El senador que vinculó la ayuda a Ucrania con el interés económico de EE.UU.
Graham era conocido por su defensa sin fisuras del aumento del gasto militar y, en particular, de la asistencia a Ucrania. Hace apenas 24 horas, declaró: «Los rusos están muriendo, es el mejor dinero que jamás gastamos». Esta frase, citada en el debate público, resume su visión de la ayuda exterior como una inversión con rendimiento estratégico. Su postura, alineada con el ala neoconservadora del Partido Republicano, había impulsado partidas multimillonarias en los presupuestos de defensa.

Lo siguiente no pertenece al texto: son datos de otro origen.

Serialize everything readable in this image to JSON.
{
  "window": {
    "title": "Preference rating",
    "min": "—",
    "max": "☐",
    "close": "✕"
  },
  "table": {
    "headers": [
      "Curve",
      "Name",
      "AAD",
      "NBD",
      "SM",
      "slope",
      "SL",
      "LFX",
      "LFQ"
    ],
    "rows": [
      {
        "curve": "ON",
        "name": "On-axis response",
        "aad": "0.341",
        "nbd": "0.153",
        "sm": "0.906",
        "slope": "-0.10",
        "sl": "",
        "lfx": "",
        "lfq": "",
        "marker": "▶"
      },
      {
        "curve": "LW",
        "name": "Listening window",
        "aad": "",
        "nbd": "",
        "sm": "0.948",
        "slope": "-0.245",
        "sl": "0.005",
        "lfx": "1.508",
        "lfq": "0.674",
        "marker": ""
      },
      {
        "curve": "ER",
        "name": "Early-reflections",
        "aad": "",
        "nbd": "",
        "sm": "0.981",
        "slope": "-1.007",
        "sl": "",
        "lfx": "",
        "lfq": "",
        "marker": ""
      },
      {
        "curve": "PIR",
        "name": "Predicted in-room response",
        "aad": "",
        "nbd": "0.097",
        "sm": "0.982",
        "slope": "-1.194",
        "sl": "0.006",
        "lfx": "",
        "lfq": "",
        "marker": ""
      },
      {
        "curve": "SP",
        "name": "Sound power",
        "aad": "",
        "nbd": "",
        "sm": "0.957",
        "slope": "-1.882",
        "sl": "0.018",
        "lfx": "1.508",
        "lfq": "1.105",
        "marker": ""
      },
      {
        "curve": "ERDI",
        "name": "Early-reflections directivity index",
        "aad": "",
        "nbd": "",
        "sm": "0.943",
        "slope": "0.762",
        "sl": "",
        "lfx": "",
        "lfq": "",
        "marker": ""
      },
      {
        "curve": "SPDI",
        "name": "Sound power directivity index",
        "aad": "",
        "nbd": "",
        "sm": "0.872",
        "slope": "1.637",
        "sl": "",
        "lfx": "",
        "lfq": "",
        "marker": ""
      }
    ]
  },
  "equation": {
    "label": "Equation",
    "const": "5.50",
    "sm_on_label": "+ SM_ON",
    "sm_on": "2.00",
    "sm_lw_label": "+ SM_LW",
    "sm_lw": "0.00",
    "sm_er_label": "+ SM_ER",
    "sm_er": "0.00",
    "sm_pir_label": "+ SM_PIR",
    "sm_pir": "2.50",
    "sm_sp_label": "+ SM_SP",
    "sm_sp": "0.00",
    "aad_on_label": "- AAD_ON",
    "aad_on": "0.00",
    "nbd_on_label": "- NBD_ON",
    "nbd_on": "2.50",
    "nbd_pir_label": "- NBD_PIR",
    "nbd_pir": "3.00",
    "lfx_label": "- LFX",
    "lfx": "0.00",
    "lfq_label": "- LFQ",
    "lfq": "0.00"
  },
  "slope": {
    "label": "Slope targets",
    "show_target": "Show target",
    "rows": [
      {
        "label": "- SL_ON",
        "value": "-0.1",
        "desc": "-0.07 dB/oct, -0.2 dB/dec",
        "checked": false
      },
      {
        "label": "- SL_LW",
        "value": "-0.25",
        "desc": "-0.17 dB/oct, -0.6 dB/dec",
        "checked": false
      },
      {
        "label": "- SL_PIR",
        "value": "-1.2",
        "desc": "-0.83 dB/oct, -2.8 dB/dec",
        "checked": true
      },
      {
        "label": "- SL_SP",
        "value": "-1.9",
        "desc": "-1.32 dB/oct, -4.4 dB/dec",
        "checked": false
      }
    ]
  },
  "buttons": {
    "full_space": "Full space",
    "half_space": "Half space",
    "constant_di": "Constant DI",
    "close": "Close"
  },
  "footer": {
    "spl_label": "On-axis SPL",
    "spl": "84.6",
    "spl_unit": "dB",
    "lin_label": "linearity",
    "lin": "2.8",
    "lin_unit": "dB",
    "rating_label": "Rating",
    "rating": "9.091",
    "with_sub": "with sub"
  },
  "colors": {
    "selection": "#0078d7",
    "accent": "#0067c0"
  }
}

El impacto económico de su ausencia
La muerte de Graham se produce en un momento clave: la renovación del paquete de ayuda a Ucrania está estancada en el Congreso. Sin su lobby en el Senado, los defensores de la ayuda pierden a un voz influyente. Sin embargo, el gasto en defensa estadounidense no depende de un solo senador. Los contratos con la industria armamentística y la inercia burocrática garantizan que el presupuesto del Pentágono, que ronda los 900.000 millones de dólares, siga creciendo. La verdadera incógnita es si la ayuda específica a Ucrania —unos 60.000 millones aprobados en 2024— mantendrá el mismo ritmo sin su principal impulsor.
Reacciones y perspectivas
Las reacciones a su fallecimiento han sido polarizadas. Sectores críticos con la política exterior estadounidense ven su muerte como una oportunidad para reorientar fondos hacia necesidades internas. Otros, más moderados, señalan que la maquinaria de defensa tiene vida propia y que la salida de un halcón no cambiará la dirección general. Entre medias, queda la pregunta sin respuesta: ¿quién ocupará el espacio político que deja?
Cierre: el dato que descoloca
A pesar de la virulencia del debate, lo cierto es que el gasto militar estadounidense no ha dejado de crecer desde la Guerra Fría, indiferente a quién ocupe un escaño. La muerte de Graham, un símbolo del intervencionismo, no frenará esa tendencia. Pero sí abre una ventana para que surjan nuevas voces, quizá más críticas con el coste de mantener el imperio.